Cell proliferation activity delineated by molecular docking of four new compounds isolated from the aerial parts of Suaeda monoica Forssk. ex. J.F. Gmel

Using different chromatographic methods, four new compounds were isolated from the aerial parts of Suaeda monoica (Chenopodiaceae) along with 2-hydroxy-1-naphthoic acid (SCM-3). The structures of the new compounds were established as 6′-hydroxy-10′-geranilanyl naphtha-1-oate (SMC-1), 4,4,8β,10β-Tetramethyl-9β-isobutanyl decalin-13-ol-13-O-β-D-xylopyranoside (SCM-2), 6′-(2-hydroxynaphthalen-3-yl) hexanoic acid (SCM-4) and 1′-(2-Methoxy-3-naphthyl)-4′-(2′'-methylbenzoyl)-n-butane (SMC-5) by IR, EIMS and NMR (1 & 2D) analyses. All compounds (50 μg/mL) were tested for cell proliferative potential on cultured human liver cell HepG2 cells by MTT assay. The results revealed a marked cell proliferative potential of all compounds (1.42–1.48 fold) as compared to untreated control. The results of molecular docking and binding with specific proteins such as PTEN (Phosphatase and Tensin homolog) and p53 also justify the cell proliferative potential of the isolated compounds. Glide program with Schrodinger suit 2018 was used to evaluate the binding between SMC compounds and proteins (PTEN and p53).

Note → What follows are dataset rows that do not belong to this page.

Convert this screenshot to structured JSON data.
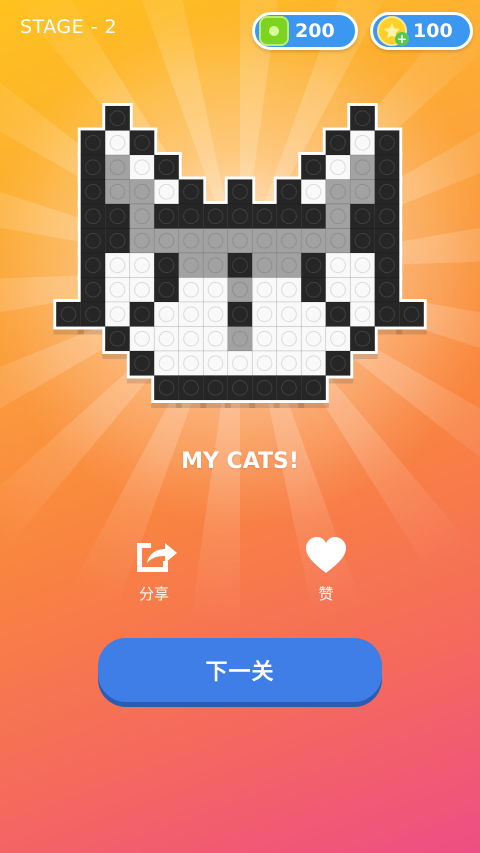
{
  "header": {
    "stage_label": "STAGE - 2",
    "gems": "200",
    "coins": "100"
  },
  "artwork": {
    "title": "MY CATS!",
    "palette": {
      "B": "#262626",
      "G": "#a2a2a2",
      "W": "#f9f9f9"
    },
    "rows": [
      ".B.........B.",
      "BWB.......BWB",
      "BGWB.....BWGB",
      "BGGWB.B.BWGGB",
      "BBGBBBBBBBGBB",
      "BBGGGGGGGGGBB",
      "BWWBGGBGGBWWB",
      "BWWBWWGWWBWWB",
      "BWBWWWBWWWBWB",
      ".BWWWWGWWWWB.",
      "..BWWWWWWWB..",
      "...BBBBBBB..."
    ],
    "ear_rows": [
      "B...............B"
    ]
  },
  "actions": {
    "share_label": "分享",
    "like_label": "赞"
  },
  "next_button_label": "下一关",
  "colors": {
    "accent_blue": "#3f7ee6",
    "pill_blue": "#3b97f1"
  }
}
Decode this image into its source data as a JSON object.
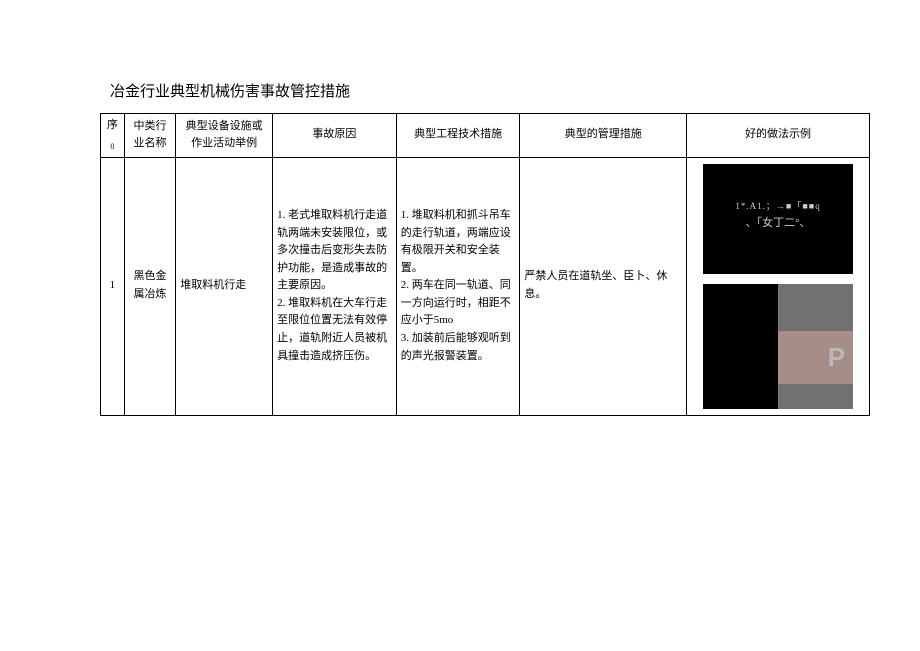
{
  "title": "冶金行业典型机械伤害事故管控措施",
  "headers": {
    "seq": "序",
    "seq_sub": "0",
    "industry": "中类行业名称",
    "equipment": "典型设备设施或作业活动举例",
    "reason": "事故原因",
    "engineering": "典型工程技术措施",
    "management": "典型的管理措施",
    "example": "好的做法示例"
  },
  "rows": [
    {
      "seq": "1",
      "industry": "黑色金属冶炼",
      "equipment": "堆取料机行走",
      "reason": "1. 老式堆取料机行走道轨两端未安装限位，或多次撞击后变形失去防护功能，是造成事故的主要原因。\n2. 堆取料机在大车行走至限位位置无法有效停止，道轨附近人员被机具撞击造成挤压伤。",
      "engineering": "1. 堆取料机和抓斗吊车的走行轨道，两端应设有极限开关和安全装置。\n2. 两车在同一轨道、同一方向运行时，相距不应小于5mo\n3. 加装前后能够观听到的声光报警装置。",
      "management": "严禁人员在道轨坐、臣卜、休息。",
      "img1_line1": "1*.A1.；→■「■■q",
      "img1_line2": "、「女丁二°、",
      "img2_letter": "P"
    }
  ]
}
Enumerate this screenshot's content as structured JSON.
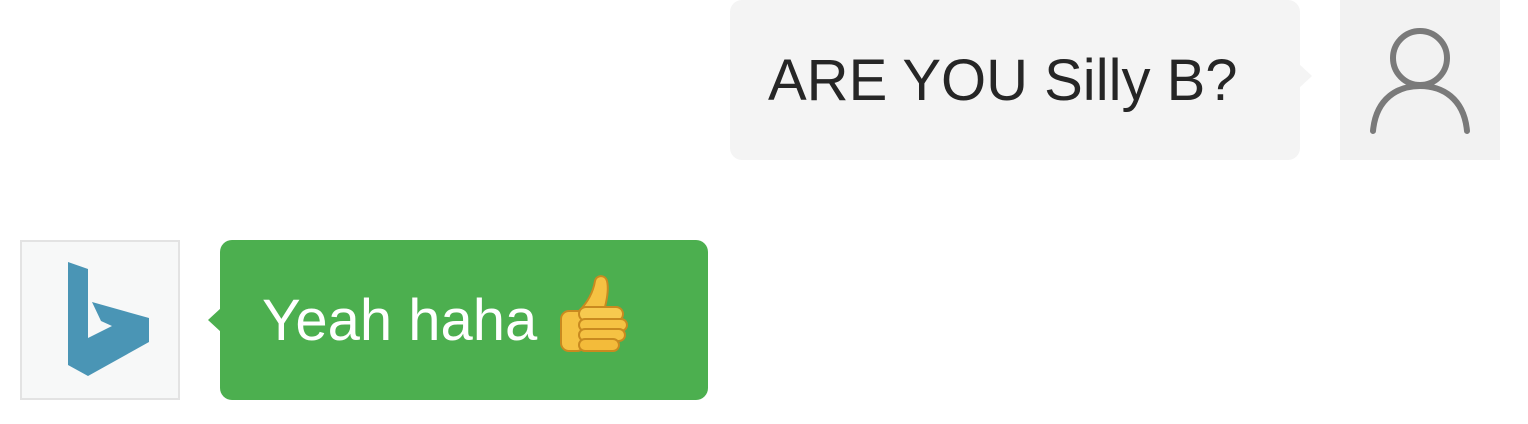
{
  "messages": {
    "outgoing": {
      "text": "ARE YOU Silly B?",
      "avatar_icon": "user-outline-icon",
      "bubble_color": "#f4f4f4"
    },
    "incoming": {
      "text": "Yeah haha",
      "emoji_icon": "thumbs-up-icon",
      "avatar_icon": "bing-logo-icon",
      "bubble_color": "#4caf4f",
      "logo_color": "#4a95b5"
    }
  }
}
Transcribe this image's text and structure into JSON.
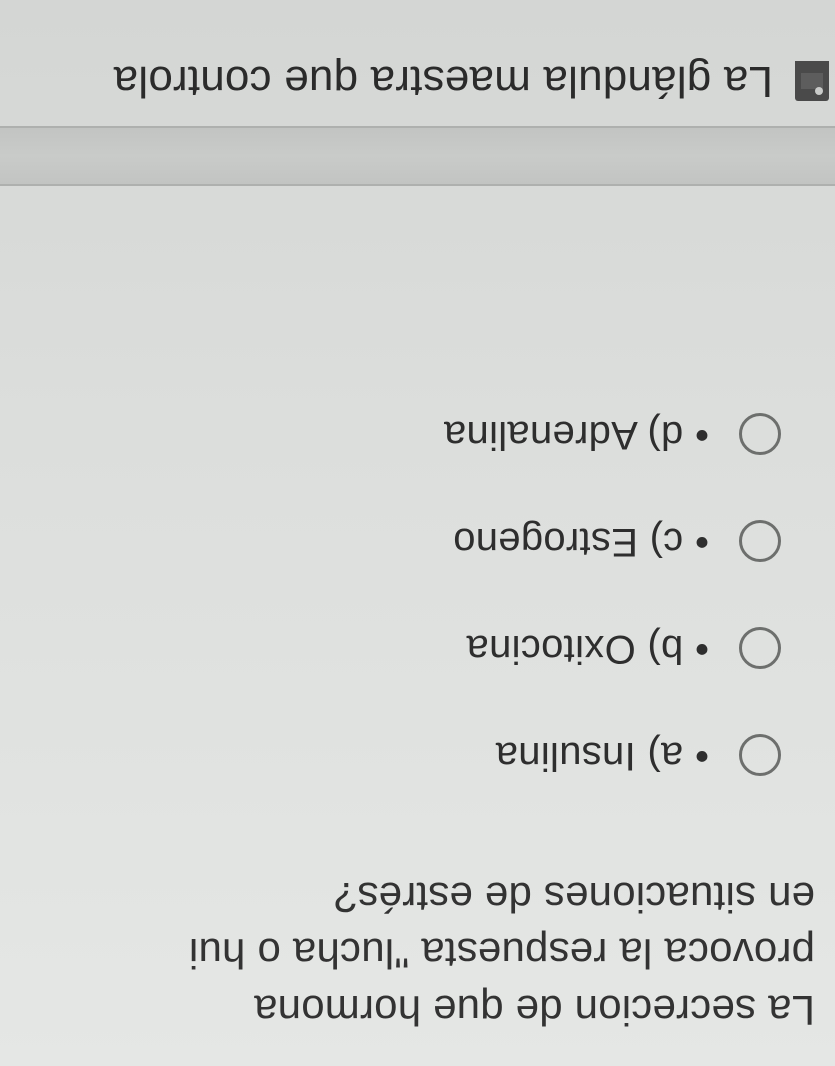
{
  "question": {
    "line1": "La secrecion de que hormona",
    "line2": "provoca la respuesta \"lucha o hui",
    "line3": "en situaciones de estrés?"
  },
  "options": [
    {
      "label": "• a) Insulina"
    },
    {
      "label": "• b) Oxitocina"
    },
    {
      "label": "• c) Estrogeno"
    },
    {
      "label": "• d) Adrenalina"
    }
  ],
  "next_question": {
    "text": "La glándula maestra que controla"
  }
}
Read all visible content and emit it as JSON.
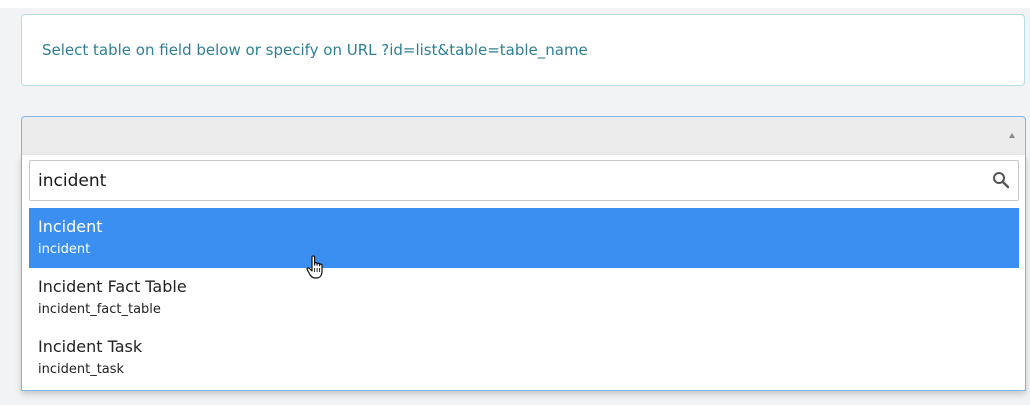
{
  "info": {
    "message": "Select table on field below or specify on URL ?id=list&table=table_name"
  },
  "select": {
    "selected_value": "",
    "arrow_icon": "caret-up-icon"
  },
  "search": {
    "value": "incident",
    "icon": "search-icon"
  },
  "options": [
    {
      "label": "Incident",
      "name": "incident",
      "selected": true
    },
    {
      "label": "Incident Fact Table",
      "name": "incident_fact_table",
      "selected": false
    },
    {
      "label": "Incident Task",
      "name": "incident_task",
      "selected": false
    }
  ],
  "colors": {
    "info_text": "#2e7f95",
    "info_border": "#b6dde3",
    "highlight": "#3a8ff0",
    "select_border": "#7fb5e6",
    "page_background": "#f1f3f4"
  },
  "cursor": {
    "icon": "hand-pointer-icon"
  }
}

The binding affinity of all compounds was in order of 10(4)–10(5) M(−1) towards both PTEN and p53. All the SMC compounds have been found to bind at the active site of PTEN, thereby may prevent the binding of phosphatidylinositiol 3,4,5-triphosphate (PI3P). In the locked position, PTEN would not be able to hydrolyze PI3P and hence the PI3P regulated signaling pathway remains active. Similarly, SMC molecules were found to interact with the amino acid residues (Ser99, Thr170, Gly199, and Asp224) which are critically involved in the formation of tetrameric p53. The blockage of p53 to attain its active conformation thus may prevent the recruitment of p53 on DNA and hence may promote cell proliferation.